Cette année est celle de deux échéances électorales, les élections municipales dont on sait l’importance pour les territoires, et les européennes dont les résultats auront des conséquences économiques, écologiques et sociales très sérieuses.

Face aux crises qui affectent durement les territoires de notre pays, l’économie sociale et solidaire organise des ilots de résistance, de solidarité. Avec les coopératives, les mutuelles, les associations, même si elle n’est pas sans défauts ni dérives, elle offre des solutions innovantes, construit des entreprises pérennes, organise la solidarité avec les plus fragiles, crée du lien social. Elle grandit, et les sociétés coopératives participatives, les Scop, comme les SCIC, créent de nouveaux emplois, contrairement à l’économie capitaliste. 
Depuis quelques années, nous avons été plus attentifs à son développement, et nous souhaitons contribuer à ce qu’elle soit plus encore un pilier d’une véritable alternative. 
Une personne égale une voix, c’est dans cet esprit démocratique que nous souhaitons coconstruire avec vous des propositions qui fassent front à la crise globale, aux graves dérives du capitalisme financier. Nous pouvons le faire en nous appuyant sur toutes les expériences d’actions citoyennes solidaires, innovantes, participant à la relocalisation des activités économiques dans un esprit éthique, préservant l’environnement et donnant toute leur place aux aspirations des citoyennes et des citoyens.

Du local au global, du territoire de la commune à la France et à l’Europe, il y a des réponses concrètes à apporter aux difficultés toujours plus grandes que connaissent les populations, et l’économie sociale et solidaire y contribue largement.

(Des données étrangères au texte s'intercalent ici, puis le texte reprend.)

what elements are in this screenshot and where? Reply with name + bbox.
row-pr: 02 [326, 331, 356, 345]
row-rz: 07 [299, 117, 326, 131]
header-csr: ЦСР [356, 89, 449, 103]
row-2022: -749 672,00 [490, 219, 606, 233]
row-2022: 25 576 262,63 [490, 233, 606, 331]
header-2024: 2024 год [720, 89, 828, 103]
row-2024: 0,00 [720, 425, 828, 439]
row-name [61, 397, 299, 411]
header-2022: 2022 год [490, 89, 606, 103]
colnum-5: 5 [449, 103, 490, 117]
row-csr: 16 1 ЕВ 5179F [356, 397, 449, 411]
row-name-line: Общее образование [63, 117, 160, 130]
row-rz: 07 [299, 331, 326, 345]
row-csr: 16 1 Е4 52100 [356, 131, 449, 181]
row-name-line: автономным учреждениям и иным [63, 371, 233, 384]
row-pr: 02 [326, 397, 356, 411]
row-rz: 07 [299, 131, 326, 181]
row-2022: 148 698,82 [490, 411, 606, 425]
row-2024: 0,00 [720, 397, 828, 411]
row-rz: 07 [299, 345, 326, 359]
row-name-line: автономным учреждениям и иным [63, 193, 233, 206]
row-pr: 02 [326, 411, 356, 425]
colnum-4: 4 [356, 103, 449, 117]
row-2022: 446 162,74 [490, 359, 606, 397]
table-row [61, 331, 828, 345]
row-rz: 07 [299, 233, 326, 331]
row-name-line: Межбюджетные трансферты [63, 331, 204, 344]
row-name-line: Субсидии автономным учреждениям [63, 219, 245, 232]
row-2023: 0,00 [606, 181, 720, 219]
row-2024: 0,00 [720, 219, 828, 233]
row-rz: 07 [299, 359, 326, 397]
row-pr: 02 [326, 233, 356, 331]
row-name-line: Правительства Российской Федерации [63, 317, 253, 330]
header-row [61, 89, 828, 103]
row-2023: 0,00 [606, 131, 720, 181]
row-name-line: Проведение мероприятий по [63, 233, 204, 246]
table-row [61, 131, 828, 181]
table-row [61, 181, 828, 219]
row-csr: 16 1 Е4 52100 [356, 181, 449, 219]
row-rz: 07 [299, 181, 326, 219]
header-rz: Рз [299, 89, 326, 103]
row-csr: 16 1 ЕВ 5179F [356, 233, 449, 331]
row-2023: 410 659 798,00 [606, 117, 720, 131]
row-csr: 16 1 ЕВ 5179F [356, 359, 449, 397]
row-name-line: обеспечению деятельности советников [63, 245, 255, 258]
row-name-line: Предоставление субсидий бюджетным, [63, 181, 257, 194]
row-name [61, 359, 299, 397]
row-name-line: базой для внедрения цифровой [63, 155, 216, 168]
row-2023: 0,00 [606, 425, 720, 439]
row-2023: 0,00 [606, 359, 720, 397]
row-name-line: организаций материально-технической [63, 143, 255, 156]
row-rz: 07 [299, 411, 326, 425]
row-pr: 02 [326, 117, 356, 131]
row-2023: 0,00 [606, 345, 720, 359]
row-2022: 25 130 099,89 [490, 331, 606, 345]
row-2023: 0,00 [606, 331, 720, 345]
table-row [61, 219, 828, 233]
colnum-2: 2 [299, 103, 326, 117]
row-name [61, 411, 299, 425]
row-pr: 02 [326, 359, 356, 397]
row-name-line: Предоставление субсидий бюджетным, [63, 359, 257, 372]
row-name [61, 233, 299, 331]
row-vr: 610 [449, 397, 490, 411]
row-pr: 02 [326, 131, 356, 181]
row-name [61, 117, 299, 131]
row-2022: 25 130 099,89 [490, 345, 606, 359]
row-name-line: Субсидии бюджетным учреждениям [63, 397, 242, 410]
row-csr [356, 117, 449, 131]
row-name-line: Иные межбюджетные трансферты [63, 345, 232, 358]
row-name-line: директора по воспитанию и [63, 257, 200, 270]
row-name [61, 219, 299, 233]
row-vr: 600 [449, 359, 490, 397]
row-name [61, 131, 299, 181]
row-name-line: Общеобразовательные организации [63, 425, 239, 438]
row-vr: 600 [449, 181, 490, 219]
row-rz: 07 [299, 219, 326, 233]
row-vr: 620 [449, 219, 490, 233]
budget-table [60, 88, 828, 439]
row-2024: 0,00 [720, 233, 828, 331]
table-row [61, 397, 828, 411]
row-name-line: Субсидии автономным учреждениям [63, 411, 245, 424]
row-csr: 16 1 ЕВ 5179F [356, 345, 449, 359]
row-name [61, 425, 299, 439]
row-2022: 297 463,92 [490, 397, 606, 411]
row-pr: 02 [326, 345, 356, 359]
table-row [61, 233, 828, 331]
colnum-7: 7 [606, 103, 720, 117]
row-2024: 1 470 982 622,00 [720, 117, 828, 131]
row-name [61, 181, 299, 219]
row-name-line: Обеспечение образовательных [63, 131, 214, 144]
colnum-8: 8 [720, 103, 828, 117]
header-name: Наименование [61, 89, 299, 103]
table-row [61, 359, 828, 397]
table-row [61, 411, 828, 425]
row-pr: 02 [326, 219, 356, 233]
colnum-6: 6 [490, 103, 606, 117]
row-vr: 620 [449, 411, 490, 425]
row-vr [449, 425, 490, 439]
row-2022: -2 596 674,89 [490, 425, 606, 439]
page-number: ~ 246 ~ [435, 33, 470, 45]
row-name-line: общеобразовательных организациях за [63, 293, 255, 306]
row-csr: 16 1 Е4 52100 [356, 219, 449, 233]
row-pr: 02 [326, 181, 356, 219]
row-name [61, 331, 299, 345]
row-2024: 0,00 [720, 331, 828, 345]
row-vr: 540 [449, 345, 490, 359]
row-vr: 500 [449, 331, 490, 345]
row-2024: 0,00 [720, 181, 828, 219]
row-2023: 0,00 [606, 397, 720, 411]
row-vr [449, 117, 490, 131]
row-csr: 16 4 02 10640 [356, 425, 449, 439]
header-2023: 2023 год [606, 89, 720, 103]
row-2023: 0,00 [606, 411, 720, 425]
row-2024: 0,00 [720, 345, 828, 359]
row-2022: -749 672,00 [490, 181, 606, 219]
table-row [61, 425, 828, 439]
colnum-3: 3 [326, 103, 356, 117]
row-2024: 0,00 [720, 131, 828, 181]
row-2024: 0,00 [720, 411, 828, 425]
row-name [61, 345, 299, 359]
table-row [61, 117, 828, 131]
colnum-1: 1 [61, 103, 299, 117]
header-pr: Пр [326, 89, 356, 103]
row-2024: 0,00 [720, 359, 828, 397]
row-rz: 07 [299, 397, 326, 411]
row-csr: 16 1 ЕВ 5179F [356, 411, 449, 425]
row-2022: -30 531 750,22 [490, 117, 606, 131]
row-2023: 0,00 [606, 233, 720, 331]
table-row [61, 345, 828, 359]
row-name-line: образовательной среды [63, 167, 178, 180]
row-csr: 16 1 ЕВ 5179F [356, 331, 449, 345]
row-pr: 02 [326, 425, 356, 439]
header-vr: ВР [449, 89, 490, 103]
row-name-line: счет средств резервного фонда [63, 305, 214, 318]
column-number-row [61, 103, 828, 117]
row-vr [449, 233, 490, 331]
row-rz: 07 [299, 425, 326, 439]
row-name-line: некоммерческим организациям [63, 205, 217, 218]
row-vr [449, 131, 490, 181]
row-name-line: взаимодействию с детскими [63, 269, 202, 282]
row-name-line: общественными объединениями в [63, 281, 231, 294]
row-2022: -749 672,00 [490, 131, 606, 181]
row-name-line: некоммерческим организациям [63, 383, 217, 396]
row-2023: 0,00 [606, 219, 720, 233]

Mais elle a besoin d’une volonté politique. 
Cette volonté, elle est déjà présente chez les élus municipaux communistes et du Front de gauche, et se traduit par de multiples initiatives concrètes, je pense à quelques lieux symboliques de ce point de vue : Tarnos, Toulouse, Barjac, Chevilly Larue…mais la campagne des municipales, l’élaboration des programmes municipaux peut- avec votre participation y contribuer encore plus. 
- Organiser la veille pour que plus une entreprise saine ne ferme faute de repreneur, et que les salariés soient associés à leur devenir 
- Etre attentifs à l’utilisation de l’argent déposé dans les agences des banques locales à des projets de développement utiles au territoire local 
- Soutenir toutes les initiatives de circuits courts alimentaires et être à l’initiative pour ce qui est du ressort de la commune et de l’intercommunalité, maison de retraite, écoles, repas des personnes âgées, restaurants interentreprises 
- Veiller aux clauses sociales et environnementales des appels d’offres 
- Soutenir les initiatives citoyennes en matière de logement, notamment d’habitat coopératif 
- développer et soutenir tout ce qui peut contribuer aux solidarités intergénérationnelles 
- Revenir à une politique de subventions pluriannuelles aux associations, plutôt qu’à la course aux appels à projet 
- Créer avec les citoyens et les entreprises sociales et solidaires des monnaies locales qui contribuent au développement économique local 
- Revenir à une gestion démocratique de l’eau 
- Soutenir les associations de solidarité internationale 
- Et associer les habitants à toutes les décisions qui les concernent, à la gestion de leur commune, de ses équipements…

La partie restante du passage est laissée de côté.